On the other hand, there are several possible behavioural and organizational reasons why the "Too many PhDs" problem exists:
  1. Students don't want to be perceived as failures. I've sometimes heard that failing PhD students can be "encouraged" to graduate with a Masters, so PhD students are reluctant to fold their cards and take the MSc. I've never seen this. Similarly, some people may have the perception that by not reclassifying to a PhD, a MSc student is admitting that they can't cut it.
  2. Scientists don't want to be perceived as unable to train PhDs. Here's a more powerful incentive to keep that PhD student around for 6, 7, or 8 years. It may really be that finishing that PhD thesis isn't motivating the student anymore and it's best that they capitalize their experience as an MSc, but the question would remain: "Why couldn't Professor So-and-so help that student finish their PhD?"  There might also be a culture of only graduating PhDs in that department, faculty or university. 
  3. There's a incentive to have PhD students over MSc students. Disregarding differences in individual talents, more complex projects are performed by people with more experience (presumably with the same lab).  Therefore lab heads don't want to let employees (ahem) students leave after two years of experience; they'd rather have productive people around for a few more years.
  4. Finally: No one wants to 'downgrade' from a PhD to a MSc. This problem is caused by academic jargon. The two degrees are for different people, different purposes, and different career paths. You could probably find many talented people where reclassifying to a PhD was, in retrospect, a 'downgrade' for their true career potential. Eliminate 'downgrading' from the lexicon, now.
If you have more ideas about what influences the too many PhDs problem, tweet them to @CheckmateSci and if they're good, I'll update this post (with credit, of course).

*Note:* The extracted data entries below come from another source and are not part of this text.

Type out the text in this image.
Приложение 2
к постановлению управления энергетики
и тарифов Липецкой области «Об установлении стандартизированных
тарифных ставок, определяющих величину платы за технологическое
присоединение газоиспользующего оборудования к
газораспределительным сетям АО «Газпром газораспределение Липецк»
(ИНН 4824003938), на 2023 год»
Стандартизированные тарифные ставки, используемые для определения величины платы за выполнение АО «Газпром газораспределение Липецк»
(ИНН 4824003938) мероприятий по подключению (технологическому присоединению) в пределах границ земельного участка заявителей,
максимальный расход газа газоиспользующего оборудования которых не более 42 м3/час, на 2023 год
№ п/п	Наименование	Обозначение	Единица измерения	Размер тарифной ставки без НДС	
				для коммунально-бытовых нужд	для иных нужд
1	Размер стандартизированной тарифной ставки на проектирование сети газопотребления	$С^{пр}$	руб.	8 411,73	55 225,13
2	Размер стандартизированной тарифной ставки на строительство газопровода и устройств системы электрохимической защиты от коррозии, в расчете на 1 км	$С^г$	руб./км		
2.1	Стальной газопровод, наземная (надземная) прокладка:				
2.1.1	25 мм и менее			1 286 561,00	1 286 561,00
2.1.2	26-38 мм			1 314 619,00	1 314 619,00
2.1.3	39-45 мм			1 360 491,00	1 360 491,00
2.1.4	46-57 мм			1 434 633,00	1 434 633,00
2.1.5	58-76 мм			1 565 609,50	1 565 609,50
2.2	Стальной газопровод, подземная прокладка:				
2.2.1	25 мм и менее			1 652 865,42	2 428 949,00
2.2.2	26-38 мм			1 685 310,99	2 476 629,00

A Potential Solution: Replace 'Masters' and 'Doctoral' student classifications and call everyone a graduate student.


In doing so, the relationship between the two streams can be eliminated and the whole problem with 'upgrading' and 'downgrading' becomes moot.

I would like to see a system where the only point of differentiation between graduate students is when they petition for graduation. For instance, such a system could be as simple as an achievement checklist at an exit interview:
  • Completed your posters? Check.  
  • Done your comprehensive exam? Check. 
  • Do you fulfil all the requirements for a Masters?  Check.
  • Published some number/quality of papers needed for a PhD? No.
In this case, why wouldn't you award this person a Masters and let them reach for whatever they had on their mind? No 'downgrading' required. They're not a failure; they just decided to follow another career opportunity and didn't feel working in academia for a few more years was going to be worth it.

They gained scientific knowledge and (hopefully) contributed to some important research direction. They learned to think about problems in a particular way, to follow the scientific method, and now they're going to apply it to something other than basic science.

And besides, I think that's what many research funders expect in return for their dollars.